Ever positive, though, Ware is, of course, hopeful for remission one day.
“It is what it is, and you’ve got to get on with the cards you’ve been dealt. It’s not a failure to be sick. It’s not a failure to be unable to heal the way you think you’re going to heal. And now I make a lot more conscious decisions about my life that I wouldn’t have made before.
“A big lesson I’ve come to throughout all of this is that it’s OK to want an easy life and it’s OK to ask for an easy life. Just because you can do it hard doesn’t mean you have to. And I think that was what was happening a bit in my life: I was really strong and life kept throwing challenges at me and I just kept getting back up again. And then one day I thought to myself, ‘This is ridiculous. Just because you can do it tough doesn’t mean you have to.’”
It was this realisation that has led her to start medication for her illness and be unapologetic about her needs.
“I hope that after this it’s an easy chapter! I think it will be. I just think I needed to come to this point when I completely accepted that just because I can do it tough doesn’t mean I have to. We live in a society in which you are almost classified lazy if you say you want an easy life. Whereas I don’t think it should be about the physical work, but the internal work. If you’re willing to do that work, then the rest does become easy.”
Gratitude & simplicity
Ware now spends her days with her daughter on a property not far from where she grew up. She is currently working on her third book — “This one is all about gratitude” — and living a simple life.

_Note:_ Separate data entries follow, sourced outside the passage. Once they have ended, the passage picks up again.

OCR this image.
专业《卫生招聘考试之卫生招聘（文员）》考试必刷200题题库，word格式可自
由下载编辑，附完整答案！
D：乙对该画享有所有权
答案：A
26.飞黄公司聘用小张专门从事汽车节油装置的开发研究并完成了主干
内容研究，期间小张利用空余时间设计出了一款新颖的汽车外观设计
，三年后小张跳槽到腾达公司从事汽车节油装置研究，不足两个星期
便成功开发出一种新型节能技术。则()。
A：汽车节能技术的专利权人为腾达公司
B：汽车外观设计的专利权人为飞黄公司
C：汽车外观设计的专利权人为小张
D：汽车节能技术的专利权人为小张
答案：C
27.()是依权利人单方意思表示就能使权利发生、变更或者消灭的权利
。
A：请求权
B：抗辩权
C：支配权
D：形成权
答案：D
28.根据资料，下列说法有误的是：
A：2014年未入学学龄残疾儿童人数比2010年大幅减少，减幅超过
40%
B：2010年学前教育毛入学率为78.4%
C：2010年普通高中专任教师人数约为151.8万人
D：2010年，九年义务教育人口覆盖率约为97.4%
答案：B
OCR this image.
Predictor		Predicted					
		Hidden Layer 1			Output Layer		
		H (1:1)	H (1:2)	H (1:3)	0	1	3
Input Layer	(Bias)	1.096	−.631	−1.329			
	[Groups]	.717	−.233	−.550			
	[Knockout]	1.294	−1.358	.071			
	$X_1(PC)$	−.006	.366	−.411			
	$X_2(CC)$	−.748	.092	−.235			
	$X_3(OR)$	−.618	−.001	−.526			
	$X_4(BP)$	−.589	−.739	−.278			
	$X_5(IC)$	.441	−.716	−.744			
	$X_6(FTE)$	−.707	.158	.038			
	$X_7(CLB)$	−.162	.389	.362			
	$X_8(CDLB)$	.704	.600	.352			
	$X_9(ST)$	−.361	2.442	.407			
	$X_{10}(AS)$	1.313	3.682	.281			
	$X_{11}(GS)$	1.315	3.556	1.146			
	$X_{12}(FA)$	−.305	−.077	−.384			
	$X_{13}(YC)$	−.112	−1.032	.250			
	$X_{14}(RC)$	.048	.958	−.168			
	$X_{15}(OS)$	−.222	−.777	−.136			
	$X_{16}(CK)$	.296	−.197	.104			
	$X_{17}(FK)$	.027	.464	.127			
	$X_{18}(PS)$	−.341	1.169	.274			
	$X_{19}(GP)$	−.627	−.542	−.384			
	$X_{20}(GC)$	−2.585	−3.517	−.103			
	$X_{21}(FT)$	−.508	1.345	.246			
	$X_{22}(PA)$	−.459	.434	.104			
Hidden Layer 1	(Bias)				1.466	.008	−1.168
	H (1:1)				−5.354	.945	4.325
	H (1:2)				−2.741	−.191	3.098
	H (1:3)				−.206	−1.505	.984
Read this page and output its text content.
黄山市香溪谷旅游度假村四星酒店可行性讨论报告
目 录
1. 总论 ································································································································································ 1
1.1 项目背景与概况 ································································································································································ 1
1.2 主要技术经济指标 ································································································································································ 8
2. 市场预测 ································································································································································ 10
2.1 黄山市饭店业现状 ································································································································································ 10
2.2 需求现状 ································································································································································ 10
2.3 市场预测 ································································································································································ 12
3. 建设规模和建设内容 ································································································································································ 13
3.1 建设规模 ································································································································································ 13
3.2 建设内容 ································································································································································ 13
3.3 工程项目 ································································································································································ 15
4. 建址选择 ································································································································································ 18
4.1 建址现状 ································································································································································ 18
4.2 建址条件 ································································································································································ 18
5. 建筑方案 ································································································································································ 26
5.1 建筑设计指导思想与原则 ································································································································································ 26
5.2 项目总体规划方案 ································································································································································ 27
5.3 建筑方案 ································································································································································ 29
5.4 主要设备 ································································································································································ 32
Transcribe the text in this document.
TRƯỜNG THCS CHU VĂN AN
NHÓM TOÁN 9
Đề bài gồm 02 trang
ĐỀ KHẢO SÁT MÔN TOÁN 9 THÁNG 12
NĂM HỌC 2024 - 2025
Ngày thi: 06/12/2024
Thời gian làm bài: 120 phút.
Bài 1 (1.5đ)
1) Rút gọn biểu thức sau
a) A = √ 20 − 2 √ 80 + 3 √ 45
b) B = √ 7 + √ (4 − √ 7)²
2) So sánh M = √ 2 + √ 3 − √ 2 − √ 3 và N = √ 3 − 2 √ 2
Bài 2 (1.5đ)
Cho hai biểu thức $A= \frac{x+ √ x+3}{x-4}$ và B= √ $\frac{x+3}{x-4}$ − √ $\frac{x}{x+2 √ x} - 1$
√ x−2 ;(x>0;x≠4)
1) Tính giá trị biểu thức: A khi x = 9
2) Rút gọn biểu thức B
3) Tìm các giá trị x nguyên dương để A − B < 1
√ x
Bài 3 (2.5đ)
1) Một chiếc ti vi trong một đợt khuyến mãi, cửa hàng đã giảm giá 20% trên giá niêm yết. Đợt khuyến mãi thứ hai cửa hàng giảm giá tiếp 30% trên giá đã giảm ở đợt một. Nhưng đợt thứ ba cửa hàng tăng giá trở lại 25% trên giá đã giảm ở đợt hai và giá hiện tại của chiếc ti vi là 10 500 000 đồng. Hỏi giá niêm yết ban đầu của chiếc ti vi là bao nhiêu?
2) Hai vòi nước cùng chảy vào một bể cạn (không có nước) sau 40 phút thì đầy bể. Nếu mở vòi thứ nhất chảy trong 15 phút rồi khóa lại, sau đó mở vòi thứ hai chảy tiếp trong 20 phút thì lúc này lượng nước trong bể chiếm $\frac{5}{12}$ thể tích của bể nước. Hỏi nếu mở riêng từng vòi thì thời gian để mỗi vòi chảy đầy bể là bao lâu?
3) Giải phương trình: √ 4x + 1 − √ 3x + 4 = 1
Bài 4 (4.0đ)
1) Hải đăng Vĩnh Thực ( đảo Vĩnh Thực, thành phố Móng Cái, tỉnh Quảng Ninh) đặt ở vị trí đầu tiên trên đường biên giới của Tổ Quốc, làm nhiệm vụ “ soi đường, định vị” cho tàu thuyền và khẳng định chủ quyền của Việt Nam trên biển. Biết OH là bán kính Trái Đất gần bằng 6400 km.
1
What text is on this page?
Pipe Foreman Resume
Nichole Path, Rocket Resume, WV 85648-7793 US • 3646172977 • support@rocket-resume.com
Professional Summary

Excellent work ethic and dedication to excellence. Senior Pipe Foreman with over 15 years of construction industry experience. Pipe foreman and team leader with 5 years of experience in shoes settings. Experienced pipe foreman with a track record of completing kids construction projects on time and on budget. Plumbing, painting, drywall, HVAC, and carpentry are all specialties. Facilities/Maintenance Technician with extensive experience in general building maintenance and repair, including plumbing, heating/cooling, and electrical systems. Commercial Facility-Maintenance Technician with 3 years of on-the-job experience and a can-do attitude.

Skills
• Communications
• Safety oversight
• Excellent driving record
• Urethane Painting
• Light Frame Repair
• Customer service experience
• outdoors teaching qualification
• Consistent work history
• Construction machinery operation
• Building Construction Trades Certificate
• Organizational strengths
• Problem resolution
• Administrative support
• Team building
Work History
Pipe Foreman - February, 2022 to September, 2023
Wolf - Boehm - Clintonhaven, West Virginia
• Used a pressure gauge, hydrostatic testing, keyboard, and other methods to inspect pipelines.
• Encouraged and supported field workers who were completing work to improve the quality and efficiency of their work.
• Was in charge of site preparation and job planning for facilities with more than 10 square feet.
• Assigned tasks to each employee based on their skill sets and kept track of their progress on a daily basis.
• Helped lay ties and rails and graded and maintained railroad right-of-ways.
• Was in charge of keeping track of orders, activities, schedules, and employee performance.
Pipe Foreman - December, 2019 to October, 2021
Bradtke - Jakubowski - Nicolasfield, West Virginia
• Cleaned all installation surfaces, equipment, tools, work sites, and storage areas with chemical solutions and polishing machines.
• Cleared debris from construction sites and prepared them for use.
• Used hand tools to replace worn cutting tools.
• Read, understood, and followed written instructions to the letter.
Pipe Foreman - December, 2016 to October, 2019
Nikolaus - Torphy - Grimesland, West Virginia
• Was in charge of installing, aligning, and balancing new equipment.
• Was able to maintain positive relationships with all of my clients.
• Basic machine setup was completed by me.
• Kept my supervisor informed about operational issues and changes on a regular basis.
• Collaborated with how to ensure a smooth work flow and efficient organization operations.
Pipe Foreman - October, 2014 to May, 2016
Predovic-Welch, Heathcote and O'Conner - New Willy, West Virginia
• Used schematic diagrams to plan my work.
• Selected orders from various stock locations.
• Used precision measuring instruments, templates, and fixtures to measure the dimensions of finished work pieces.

“I’m so blessed to have had the contrast of death and birth in my life. When I see how alive we are when we’re born, and yet how dead a lot of adults are, even when they are still alive, it just makes me even more determined to live in a ridiculously fun and great way. I’m just shaking the shackles off and, the more I hang out with my daughter, the more ridiculous I am becoming — and I love it!
“I know how short life is. I’ve been very blessed with that gift. I know that whether you die at 30, 50, 70 or 90, when you realise your life is over, you have that moment of thinking, ‘Hooley dooley, it can’t be over! It was too short!’ And through being with the dying, being very ill and now being a mother to a very alive little toddler, I just want to live it. I just want to live every moment as wonderfully as I can. I’m into living much more than I’m into dying.”